The Chinese government is aware of the aging of its society, which is not compensated by the waves of immigration that have rejuvenated Europe and North America. In China there are already more "dependent elderly people" than "dependent children" and those over 65 add up to more than 220 million Chinese.

Demographers agree that the end of the one-child policy – ​​always one more for Tibetans, Uyghurs and other minorities – was overdue. Something confirmed by the almost desperate measure of authorizing three children per couple from 2021, when the effects of covid made the authorities exclaim. Not only because of mortality - not assessed in the present statistics -, but also because of the delay it caused in many paternity plans.

So much so that, when the agency did a macro survey of 31,000 Chinese couples, probing their willingness to have a third child, only 5% said it was part of their plans.

Immediate relief, according to the National Statistics Office itself, could come not from planning, but from superstition. February marks the start of the Year of the Dragon, according to the traditionally auspicious Chinese horoscope, as demonstrated by the population boom in 2012, when it was last celebrated. Another glimmer of hope is that in 2023, marriage links increased again, after the pandemic break. In China, as in the rest of the countries around it, babies born out of wedlock are relatively few.

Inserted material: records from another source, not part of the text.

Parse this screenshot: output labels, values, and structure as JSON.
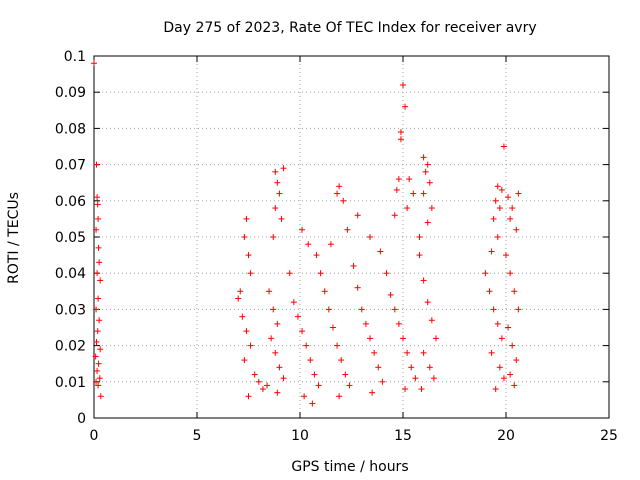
{
  "chart_data": {
    "type": "scatter",
    "title": "Day 275 of 2023, Rate Of TEC Index for receiver avry",
    "xlabel": "GPS time / hours",
    "ylabel": "ROTI / TECUs",
    "xlim": [
      0,
      25
    ],
    "ylim": [
      0,
      0.1
    ],
    "xticks": [
      "0",
      "5",
      "10",
      "15",
      "20",
      "25"
    ],
    "yticks": [
      "0",
      "0.01",
      "0.02",
      "0.03",
      "0.04",
      "0.05",
      "0.06",
      "0.07",
      "0.08",
      "0.09",
      "0.1"
    ],
    "grid": true,
    "marker": "+",
    "color": "#ff0000",
    "series": [
      {
        "points": [
          [
            0.0,
            0.098
          ],
          [
            0.12,
            0.07
          ],
          [
            0.15,
            0.061
          ],
          [
            0.18,
            0.059
          ],
          [
            0.2,
            0.055
          ],
          [
            0.1,
            0.052
          ],
          [
            0.22,
            0.047
          ],
          [
            0.25,
            0.043
          ],
          [
            0.15,
            0.04
          ],
          [
            0.3,
            0.038
          ],
          [
            0.2,
            0.033
          ],
          [
            0.1,
            0.03
          ],
          [
            0.25,
            0.027
          ],
          [
            0.18,
            0.024
          ],
          [
            0.12,
            0.021
          ],
          [
            0.3,
            0.019
          ],
          [
            0.08,
            0.017
          ],
          [
            0.22,
            0.015
          ],
          [
            0.15,
            0.013
          ],
          [
            0.28,
            0.011
          ],
          [
            0.1,
            0.01
          ],
          [
            0.2,
            0.009
          ],
          [
            0.33,
            0.006
          ],
          [
            7.0,
            0.033
          ],
          [
            7.2,
            0.028
          ],
          [
            7.4,
            0.024
          ],
          [
            7.6,
            0.02
          ],
          [
            7.3,
            0.016
          ],
          [
            7.8,
            0.012
          ],
          [
            8.0,
            0.01
          ],
          [
            8.2,
            0.008
          ],
          [
            7.5,
            0.006
          ],
          [
            7.4,
            0.055
          ],
          [
            7.3,
            0.05
          ],
          [
            7.5,
            0.045
          ],
          [
            7.6,
            0.04
          ],
          [
            7.1,
            0.035
          ],
          [
            8.5,
            0.035
          ],
          [
            8.7,
            0.03
          ],
          [
            8.9,
            0.026
          ],
          [
            8.6,
            0.022
          ],
          [
            8.8,
            0.018
          ],
          [
            9.0,
            0.014
          ],
          [
            9.2,
            0.011
          ],
          [
            8.4,
            0.009
          ],
          [
            8.9,
            0.007
          ],
          [
            8.8,
            0.068
          ],
          [
            8.9,
            0.065
          ],
          [
            9.0,
            0.062
          ],
          [
            9.2,
            0.069
          ],
          [
            8.8,
            0.058
          ],
          [
            9.1,
            0.055
          ],
          [
            8.7,
            0.05
          ],
          [
            9.5,
            0.04
          ],
          [
            9.7,
            0.032
          ],
          [
            9.9,
            0.028
          ],
          [
            10.1,
            0.024
          ],
          [
            10.3,
            0.02
          ],
          [
            10.5,
            0.016
          ],
          [
            10.7,
            0.012
          ],
          [
            10.9,
            0.009
          ],
          [
            10.2,
            0.006
          ],
          [
            10.6,
            0.004
          ],
          [
            10.1,
            0.052
          ],
          [
            10.4,
            0.048
          ],
          [
            10.8,
            0.045
          ],
          [
            11.0,
            0.04
          ],
          [
            11.2,
            0.035
          ],
          [
            11.4,
            0.03
          ],
          [
            11.6,
            0.025
          ],
          [
            11.8,
            0.02
          ],
          [
            12.0,
            0.016
          ],
          [
            12.2,
            0.012
          ],
          [
            12.4,
            0.009
          ],
          [
            11.9,
            0.006
          ],
          [
            11.9,
            0.064
          ],
          [
            11.8,
            0.062
          ],
          [
            12.1,
            0.06
          ],
          [
            12.3,
            0.052
          ],
          [
            11.5,
            0.048
          ],
          [
            12.6,
            0.042
          ],
          [
            12.8,
            0.036
          ],
          [
            13.0,
            0.03
          ],
          [
            13.2,
            0.026
          ],
          [
            13.4,
            0.022
          ],
          [
            13.6,
            0.018
          ],
          [
            13.8,
            0.014
          ],
          [
            14.0,
            0.01
          ],
          [
            13.5,
            0.007
          ],
          [
            12.8,
            0.056
          ],
          [
            13.4,
            0.05
          ],
          [
            13.9,
            0.046
          ],
          [
            14.2,
            0.04
          ],
          [
            14.4,
            0.034
          ],
          [
            14.6,
            0.03
          ],
          [
            14.8,
            0.026
          ],
          [
            15.0,
            0.022
          ],
          [
            15.2,
            0.018
          ],
          [
            15.4,
            0.014
          ],
          [
            15.6,
            0.011
          ],
          [
            15.1,
            0.008
          ],
          [
            14.9,
            0.079
          ],
          [
            14.9,
            0.077
          ],
          [
            15.0,
            0.092
          ],
          [
            15.1,
            0.086
          ],
          [
            14.8,
            0.066
          ],
          [
            15.3,
            0.066
          ],
          [
            14.7,
            0.063
          ],
          [
            15.5,
            0.062
          ],
          [
            15.2,
            0.058
          ],
          [
            14.6,
            0.056
          ],
          [
            15.8,
            0.045
          ],
          [
            16.0,
            0.038
          ],
          [
            16.2,
            0.032
          ],
          [
            16.4,
            0.027
          ],
          [
            16.6,
            0.022
          ],
          [
            16.0,
            0.018
          ],
          [
            16.3,
            0.014
          ],
          [
            16.5,
            0.011
          ],
          [
            15.9,
            0.008
          ],
          [
            16.0,
            0.072
          ],
          [
            16.2,
            0.07
          ],
          [
            16.1,
            0.068
          ],
          [
            16.3,
            0.065
          ],
          [
            16.0,
            0.062
          ],
          [
            16.4,
            0.058
          ],
          [
            16.2,
            0.054
          ],
          [
            15.8,
            0.05
          ],
          [
            19.0,
            0.04
          ],
          [
            19.2,
            0.035
          ],
          [
            19.4,
            0.03
          ],
          [
            19.6,
            0.026
          ],
          [
            19.8,
            0.022
          ],
          [
            19.3,
            0.018
          ],
          [
            19.7,
            0.014
          ],
          [
            19.9,
            0.011
          ],
          [
            19.5,
            0.008
          ],
          [
            19.6,
            0.064
          ],
          [
            19.8,
            0.063
          ],
          [
            19.9,
            0.075
          ],
          [
            19.5,
            0.06
          ],
          [
            19.7,
            0.058
          ],
          [
            19.4,
            0.055
          ],
          [
            19.6,
            0.05
          ],
          [
            19.3,
            0.046
          ],
          [
            20.0,
            0.045
          ],
          [
            20.2,
            0.04
          ],
          [
            20.4,
            0.035
          ],
          [
            20.6,
            0.03
          ],
          [
            20.1,
            0.025
          ],
          [
            20.3,
            0.02
          ],
          [
            20.5,
            0.016
          ],
          [
            20.2,
            0.012
          ],
          [
            20.4,
            0.009
          ],
          [
            20.1,
            0.061
          ],
          [
            20.3,
            0.058
          ],
          [
            20.6,
            0.062
          ],
          [
            20.2,
            0.055
          ],
          [
            20.5,
            0.052
          ]
        ]
      }
    ]
  }
}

The Asian giant recorded 9.02 million births last year, in contrast to 9.5 million in 2022. This is the seventh consecutive decline. Meanwhile, the death toll rose by 700,000. Likewise, it is estimated that by 2035 there will be more than 400 million people over the age of 60 in the Asian country, more than 30% of the Chinese population.

Either way, UN experts estimate that China's population could fall below 1.3 billion by 2050. Along the way, a smaller workforce and a larger share of retirees will lead to slower economic growth . A respite for the West, although this growth will continue to exceed that of advanced European societies. More China, with less Chinese.